There are several limitations concerning the research methodology. First, this study provides a snapshot of mental health, but does not show whether it is prolonged or tapers off. Second, our results are limited to university students enrolled in a local city. Such a selection may introduce an element of selection bias in the study. Therefore, the results need to be verified in other regions and sizes of populations for the generalization of findings. Based on these limitations, more empirical evidence is warranted before we reach more definitive conclusions about the effects of COVID-19 on the mental health of first-year university students in Japan.

Future directions

There are two future directions for research in this area. First, future research might focus on the impact of lifestyle, behavioral characteristics, and psychological properties on mental health among first-year students. Nomura et al. [15] suggested that smoking, drinking, and being a woman may be important risk factors for depressive symptoms, whereas exercise and having someone to consult about worries may be protective factors among Japanese university students during the COVID-19 stay-at-home order. Marashi et al. [25] find that mental health problems play a dual role—they act as barriers to physical activity while motivating physical activity during the COVID-19 pandemic. Among students with mental health problems due to COVID-19, students with high self-esteem showed lower levels of psychological distress, while students with high self-efficacy showed higher levels of psychological distress [14]. Tahara et al. [13] showed that loneliness could be the major reason for the decline in the mental health of students, and participation in leisure and new activities is a proactive strategy that supports good mental health during self-quarantine due to COVID-19. Feng, Zong, Yang, Gu, Dong, and Qiao [26] demonstrated that individuals with high altruism exhibited more negative affect than those with low altruism, which indirectly increased their anxiety and depressive symptoms.
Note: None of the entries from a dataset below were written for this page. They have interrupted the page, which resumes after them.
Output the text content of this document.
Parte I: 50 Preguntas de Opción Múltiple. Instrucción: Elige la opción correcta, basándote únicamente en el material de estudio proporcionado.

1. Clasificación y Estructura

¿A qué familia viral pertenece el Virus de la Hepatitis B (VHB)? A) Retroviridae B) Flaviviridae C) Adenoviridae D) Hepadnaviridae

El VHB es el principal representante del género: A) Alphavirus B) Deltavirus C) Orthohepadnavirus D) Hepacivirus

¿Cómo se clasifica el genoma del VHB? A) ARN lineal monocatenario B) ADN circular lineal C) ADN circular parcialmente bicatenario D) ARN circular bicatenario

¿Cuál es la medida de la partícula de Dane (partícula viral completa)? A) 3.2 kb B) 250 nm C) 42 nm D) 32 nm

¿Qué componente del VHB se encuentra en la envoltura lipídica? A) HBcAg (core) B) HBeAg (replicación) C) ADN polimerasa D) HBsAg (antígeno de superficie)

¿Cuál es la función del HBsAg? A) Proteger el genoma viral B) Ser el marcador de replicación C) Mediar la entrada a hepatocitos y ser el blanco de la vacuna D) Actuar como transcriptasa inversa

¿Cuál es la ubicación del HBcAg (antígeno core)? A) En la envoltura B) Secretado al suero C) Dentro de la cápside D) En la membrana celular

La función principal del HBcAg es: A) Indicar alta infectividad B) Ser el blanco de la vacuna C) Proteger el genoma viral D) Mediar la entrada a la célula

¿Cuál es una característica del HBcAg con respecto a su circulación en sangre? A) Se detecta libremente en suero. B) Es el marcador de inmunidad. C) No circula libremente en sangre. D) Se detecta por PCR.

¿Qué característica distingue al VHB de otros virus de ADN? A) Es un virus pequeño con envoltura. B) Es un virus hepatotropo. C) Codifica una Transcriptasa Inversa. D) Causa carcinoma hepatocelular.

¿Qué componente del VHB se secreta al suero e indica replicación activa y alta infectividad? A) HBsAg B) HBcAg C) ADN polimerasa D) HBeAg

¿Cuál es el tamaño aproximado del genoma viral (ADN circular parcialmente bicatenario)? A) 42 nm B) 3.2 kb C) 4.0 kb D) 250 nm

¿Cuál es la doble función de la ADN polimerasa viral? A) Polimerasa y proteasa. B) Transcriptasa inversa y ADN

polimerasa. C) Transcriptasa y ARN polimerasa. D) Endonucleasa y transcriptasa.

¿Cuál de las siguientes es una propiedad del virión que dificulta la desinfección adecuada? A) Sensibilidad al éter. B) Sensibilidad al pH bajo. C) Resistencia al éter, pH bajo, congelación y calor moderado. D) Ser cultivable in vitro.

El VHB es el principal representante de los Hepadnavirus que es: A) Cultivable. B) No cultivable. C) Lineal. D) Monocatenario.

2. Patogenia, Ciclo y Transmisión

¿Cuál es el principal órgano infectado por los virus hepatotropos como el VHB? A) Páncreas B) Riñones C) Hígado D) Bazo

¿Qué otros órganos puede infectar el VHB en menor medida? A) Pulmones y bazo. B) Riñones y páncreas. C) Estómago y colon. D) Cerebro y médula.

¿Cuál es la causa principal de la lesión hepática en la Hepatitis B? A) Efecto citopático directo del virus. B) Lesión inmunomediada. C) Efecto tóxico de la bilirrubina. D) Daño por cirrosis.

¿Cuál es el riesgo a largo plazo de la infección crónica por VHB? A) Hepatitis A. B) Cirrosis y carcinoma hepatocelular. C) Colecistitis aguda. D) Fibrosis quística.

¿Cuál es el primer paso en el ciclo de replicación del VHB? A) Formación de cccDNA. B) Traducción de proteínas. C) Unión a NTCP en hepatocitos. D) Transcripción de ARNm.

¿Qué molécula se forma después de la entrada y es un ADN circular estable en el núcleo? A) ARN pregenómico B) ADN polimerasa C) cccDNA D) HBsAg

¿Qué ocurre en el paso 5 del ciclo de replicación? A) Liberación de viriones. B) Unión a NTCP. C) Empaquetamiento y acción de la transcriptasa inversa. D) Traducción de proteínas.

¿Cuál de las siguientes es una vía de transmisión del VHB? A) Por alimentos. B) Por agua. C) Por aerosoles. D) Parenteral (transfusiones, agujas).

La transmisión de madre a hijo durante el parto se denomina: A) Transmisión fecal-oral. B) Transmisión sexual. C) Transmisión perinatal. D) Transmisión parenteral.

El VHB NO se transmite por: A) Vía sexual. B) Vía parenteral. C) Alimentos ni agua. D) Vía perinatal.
In addition to the above, factors such as residence form (family home, student dormitory, or living alone) and college enrollment process (going directly onto a university or after failing to enter a university) may also have an impact on the mental health of first-year students who have just enrolled in a university. The results of this study indicated that students in the education department had slightly lower levels of stress than students in other departments, which suggests that there may be differences in emotional perception by academic department. Second, the COVID-19 pandemic in Japan should be ending in the near future. Another interesting question is what the mental health of first-year students will be after the cessation of COVID-19.

Conclusion

The unique contribution of this study is that we compare data between three points in time to demonstrate the prolonged effect of COVID-19 on Japanese first-year university students’ mental health. The average score of mental health declined after the COVID-19 pandemic, and returned to the pre-pandemic level over the next two years. However, the number of students at high risk of mental health issues continued to increase, and universities should establish a system for early detection and support for such students.

Supporting information

Acknowledgments

We would like to thank Editage (www.editage.com) for English language editing.